1. Draft well
It is somewhat ironic that, despite the Magic showing real improvement, the most important goal for them remains the same as it has for years now. They may be drafting outside the lottery in the first round with the 16th pick, but they still need to make it count.
They have done this well for the last two seasons, drafting sixth in back-to-back lotteries and selecting Isaac and Bamba. While it can be harder to identify a sure thing in the middle of the first round, this new front office has a solid record of spotting talent all over the draft.
If the Magic can select a small forward or shooting guard who can create his own shot, that player’s ascension could coincide with Evan Fournier’s contract coming off the books. Fournier is a divisive figure, but there is no question he has been a key figure in the team’s return to relevance.

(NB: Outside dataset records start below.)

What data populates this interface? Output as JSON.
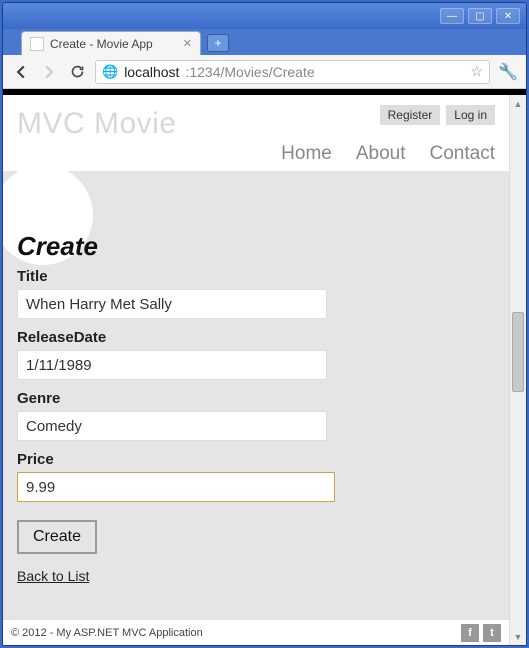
{
  "window": {
    "tab_title": "Create - Movie App"
  },
  "browser": {
    "url_host": "localhost",
    "url_port_path": ":1234/Movies/Create"
  },
  "header": {
    "brand": "MVC Movie",
    "auth": {
      "register": "Register",
      "login": "Log in"
    },
    "nav": {
      "home": "Home",
      "about": "About",
      "contact": "Contact"
    }
  },
  "page": {
    "title": "Create",
    "fields": {
      "title": {
        "label": "Title",
        "value": "When Harry Met Sally"
      },
      "release": {
        "label": "ReleaseDate",
        "value": "1/11/1989"
      },
      "genre": {
        "label": "Genre",
        "value": "Comedy"
      },
      "price": {
        "label": "Price",
        "value": "9.99"
      }
    },
    "submit_label": "Create",
    "back_link": "Back to List"
  },
  "footer": {
    "text": "© 2012 - My ASP.NET MVC Application"
  }
}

The $34 million he is making over the next two years doesn’t make for brilliant reading, but he was signed at a time when the Magic were directionless and needed a young player to come in and turn into something resembling a star. Fournier didn’t do that, but when he comes off the books it would be ideal to have a ready-made, cheaper replacement ready to take his minutes.
That starts with this summer’s draft, and comes with the caveat of giving the pick enough time to grow alongside the aforementioned young core so that they all approach something close to their peak at the same time. That has to be the goal, and it includes what they do with their second round pick (No. 46) as well.
Taking somebody like Tacko Fall then could be a stretch, but another long and defensive-minded big man could push the Magic into a top-five organization on that end of the court. This has already been decided as their identity, so adding to it in some capacity makes sense. Drafting well can impact them not only next season, but set them up for subsequent ones after that too.